Wer sich mit dem Coronavirus infiziert, soll sich ab Mai eigenverantwortlich isolieren und dann, beginnend nach fünf Tagen, Schnelltests machen, bis sie negativ sind. Foto: imago/Bihlmayerfotografie

Ab jetzt gilt also ein neues Prinzip: Ab dem 1. Mai sollen sich Infizierte eigenverantwortlich isolieren. Die meisten Experten sehen das kritisch.

Infizierten und ihren direkten Kontakten wird künftig nur noch „dringend empfohlen“, sich für fünf Tage zu isolieren, darauf einigte sich Bundesgesundheitsminister Karl Lauterbach (SPD) mit den Gesundheitsministern der Länder am Montag.

Infektion zu Hause auskurieren

Der Epidemiologe Hajo Zeeb vom Leibniz-Institut für Präventionsforschung und Epidemiologie fordert hingegen eine Beibehaltung der Isolationspflicht von fünf Tagen. „Wenn eine Person Symptome aufweist, dann sollte sie zu Hause die Corona-Infektion aussitzen, anstatt noch mehr Menschen anzustecken“, sagte Zeeb dem Redaktionsnetzwerk Deutschland (RND). Dagegen hält er eine Quarantäne für Kontaktpersonen nicht mehr für notwendig. Mit Blick auf den weiteren Infektionsverlauf äußerte er sich angesichts der Lockerungen besorgt: „Wir müssen davon ausgehen, dass sich das zirkulierende Virus durch den Wegfall der Isolationspflicht weiter ausbreiten wird.“ Ähnliches sagte der Hamburger Virologe Jonas Schmidt-Chanasit im ZDF. Aus virologischer Sicht würde man sich wünschen, dass die Isolationspflicht strenger gehandhabt werde, „aber in so einer Situation spielt eben nicht nur die Virologie eine Rolle“, sondern auch Pragmatismus.

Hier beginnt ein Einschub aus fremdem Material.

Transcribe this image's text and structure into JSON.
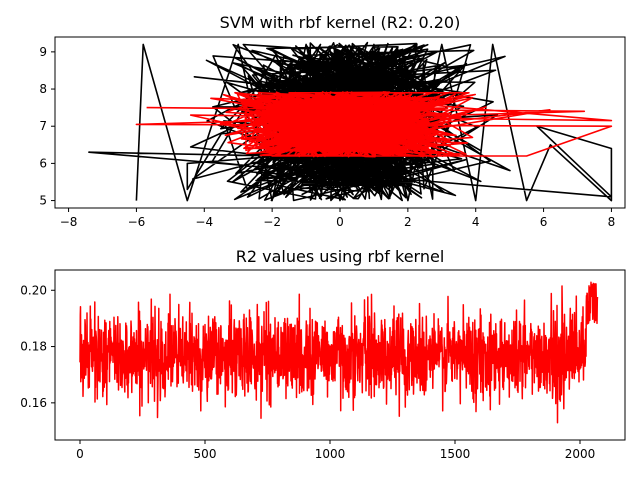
{
  "chart_data": [
    {
      "type": "line",
      "title": "SVM with rbf kernel (R2: 0.20)",
      "xlabel": "",
      "ylabel": "",
      "xlim": [
        -8.4,
        8.4
      ],
      "ylim": [
        4.8,
        9.4
      ],
      "xticks": [
        -8,
        -6,
        -4,
        -2,
        0,
        2,
        4,
        6,
        8
      ],
      "yticks": [
        5,
        6,
        7,
        8,
        9
      ],
      "grid": false,
      "series": [
        {
          "color": "#000000",
          "description": "actual values (dense zig-zag)",
          "envelope": [
            [
              -6,
              5.0
            ],
            [
              -5.8,
              9.2
            ],
            [
              -4.5,
              5.0
            ],
            [
              -3,
              9.2
            ],
            [
              -2,
              5.0
            ],
            [
              -1,
              9.2
            ],
            [
              0,
              5.0
            ],
            [
              1,
              9.2
            ],
            [
              2,
              5.0
            ],
            [
              3,
              9.2
            ],
            [
              4,
              5.0
            ],
            [
              4.5,
              9.2
            ],
            [
              5.5,
              5.0
            ],
            [
              6.2,
              6.5
            ],
            [
              8,
              5.0
            ],
            [
              8,
              6.4
            ],
            [
              5.8,
              7.0
            ],
            [
              8,
              5.1
            ],
            [
              -7.4,
              6.3
            ],
            [
              -1.8,
              6.2
            ],
            [
              -4.5,
              6.0
            ],
            [
              -4.5,
              5.3
            ],
            [
              -3.5,
              6.8
            ]
          ]
        },
        {
          "color": "#ff0000",
          "description": "predicted values (dense zig-zag)",
          "envelope": [
            [
              -5.7,
              7.5
            ],
            [
              7.2,
              7.4
            ],
            [
              -6,
              7.05
            ],
            [
              8,
              7.0
            ],
            [
              5.5,
              6.2
            ],
            [
              -2,
              6.2
            ],
            [
              3.8,
              7.9
            ],
            [
              -1.5,
              7.9
            ],
            [
              8,
              7.15
            ],
            [
              -4.4,
              7.3
            ]
          ]
        }
      ]
    },
    {
      "type": "line",
      "title": "R2 values using rbf kernel",
      "xlabel": "",
      "ylabel": "",
      "xlim": [
        -100,
        2180
      ],
      "ylim": [
        0.1468,
        0.2072
      ],
      "xticks": [
        0,
        500,
        1000,
        1500,
        2000
      ],
      "yticks": [
        0.16,
        0.18,
        0.2
      ],
      "yticklabels": [
        "0.16",
        "0.18",
        "0.20"
      ],
      "grid": false,
      "series": [
        {
          "color": "#ff0000",
          "n_points": 2071,
          "mean": 0.177,
          "range": [
            0.148,
            0.205
          ],
          "final_segment": {
            "x_start": 2025,
            "x_end": 2070,
            "range": [
              0.185,
              0.205
            ]
          }
        }
      ]
    }
  ]
}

Impfpflicht trotz Quarantäne-Aufhebung?

Dass die geplante Aufhebung „durchaus umstritten“ sei, findet auch der Virologe Alexander Kekulé. Der Vorschlag habe zudem Auswirkungen auf die Sinnhaftigkeit einer Impfpflicht ab 50 Jahre, über die am Donnerstag im Bundestag neben anderen Entwürfen zur Impfpflicht abgestimmt werden soll. Werden infizierte Personen nicht mehr zu einer Isolation verpflichtet, „dann kann man doch nicht eine Präventivmaßnahme wie die Impfung verpflichtend machen“, sagte Kekulé im Deutschlandfunk.

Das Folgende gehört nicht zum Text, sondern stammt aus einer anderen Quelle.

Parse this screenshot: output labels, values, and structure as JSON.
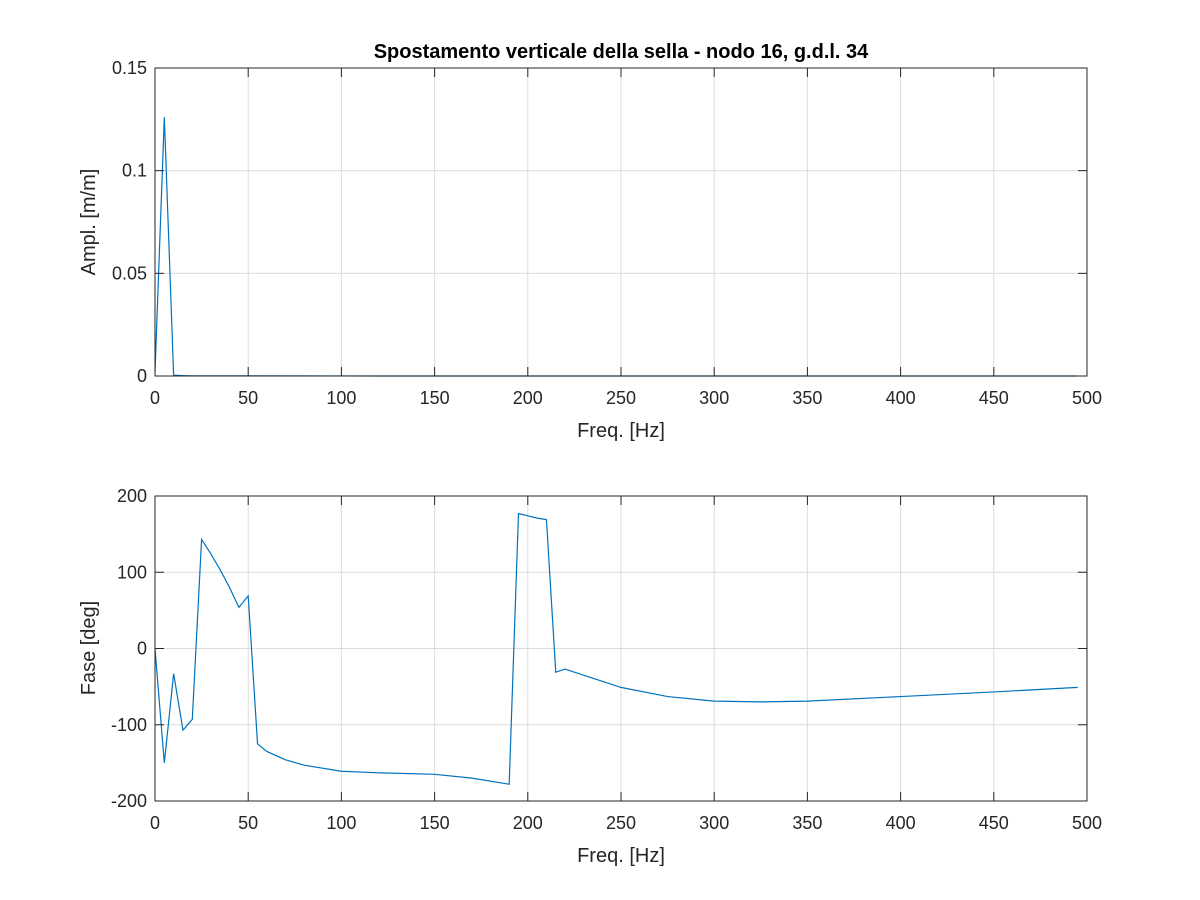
{
  "chart_data": [
    {
      "type": "line",
      "title": "Spostamento verticale della sella - nodo 16, g.d.l. 34",
      "xlabel": "Freq. [Hz]",
      "ylabel": "Ampl. [m/m]",
      "xlim": [
        0,
        500
      ],
      "ylim": [
        0,
        0.15
      ],
      "xticks": [
        "0",
        "50",
        "100",
        "150",
        "200",
        "250",
        "300",
        "350",
        "400",
        "450",
        "500"
      ],
      "yticks": [
        "0",
        "0.05",
        "0.1",
        "0.15"
      ],
      "grid": true,
      "color": "#0072BD",
      "series": [
        {
          "x": [
            0,
            5,
            10,
            15,
            20,
            50,
            100,
            150,
            200,
            250,
            300,
            350,
            400,
            450,
            495
          ],
          "y": [
            0.002,
            0.126,
            0.0004,
            0.0002,
            0.0001,
            5e-05,
            2e-05,
            1e-05,
            1e-05,
            1e-05,
            1e-05,
            1e-05,
            1e-05,
            1e-05,
            1e-05
          ]
        }
      ]
    },
    {
      "type": "line",
      "title": "",
      "xlabel": "Freq. [Hz]",
      "ylabel": "Fase [deg]",
      "xlim": [
        0,
        500
      ],
      "ylim": [
        -200,
        200
      ],
      "xticks": [
        "0",
        "50",
        "100",
        "150",
        "200",
        "250",
        "300",
        "350",
        "400",
        "450",
        "500"
      ],
      "yticks": [
        "-200",
        "-100",
        "0",
        "100",
        "200"
      ],
      "grid": true,
      "color": "#0072BD",
      "series": [
        {
          "x": [
            0,
            5,
            10,
            15,
            20,
            25,
            30,
            35,
            40,
            45,
            50,
            55,
            60,
            70,
            80,
            100,
            120,
            150,
            170,
            190,
            195,
            200,
            205,
            210,
            215,
            220,
            225,
            250,
            275,
            300,
            325,
            350,
            400,
            450,
            495
          ],
          "y": [
            0,
            -150,
            -33,
            -107,
            -93,
            143,
            124,
            103,
            80,
            54,
            69,
            -125,
            -135,
            -146,
            -153,
            -161,
            -163,
            -165,
            -170,
            -178,
            177,
            174,
            171,
            169,
            -31,
            -27,
            -31,
            -51,
            -63,
            -69,
            -70,
            -69,
            -63,
            -57,
            -51
          ]
        }
      ]
    }
  ]
}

Risikogruppen brauchen Schutz

Der Tübinger Epidemiologe Martin Eichner steht einem Rückkehr zur Normalität prinzipiell offen gegenüber und rät gleichzeitig: „Trotz Normalität sollten wir weiter Rücksicht nehmen.“ Insbesondere Angehörige und Bekannte, die bei einer Infektion schwer erkranken könnten, sollten bewusst geschützt werden. Um ebendiese Personen sorgt sich der Vorstand der Deutschen Stiftung Patientenschutz, Eugen Brysch: „Für die Hochrisikogruppe wird es immer gefährlicher. Diese Menschen leben mitten unter uns“, sagte Brysch dem RND. Anja Piel, Vorstandsmitglied des Deutschen Gewerkschaftsbunds, kritisierte am Wochenende, Risikogruppen „könnten sich beim Einkauf im Supermarkt dann nicht einmal darauf verlassen, dass sich keine nachweislich Corona-Infizierten im Laden befinden“.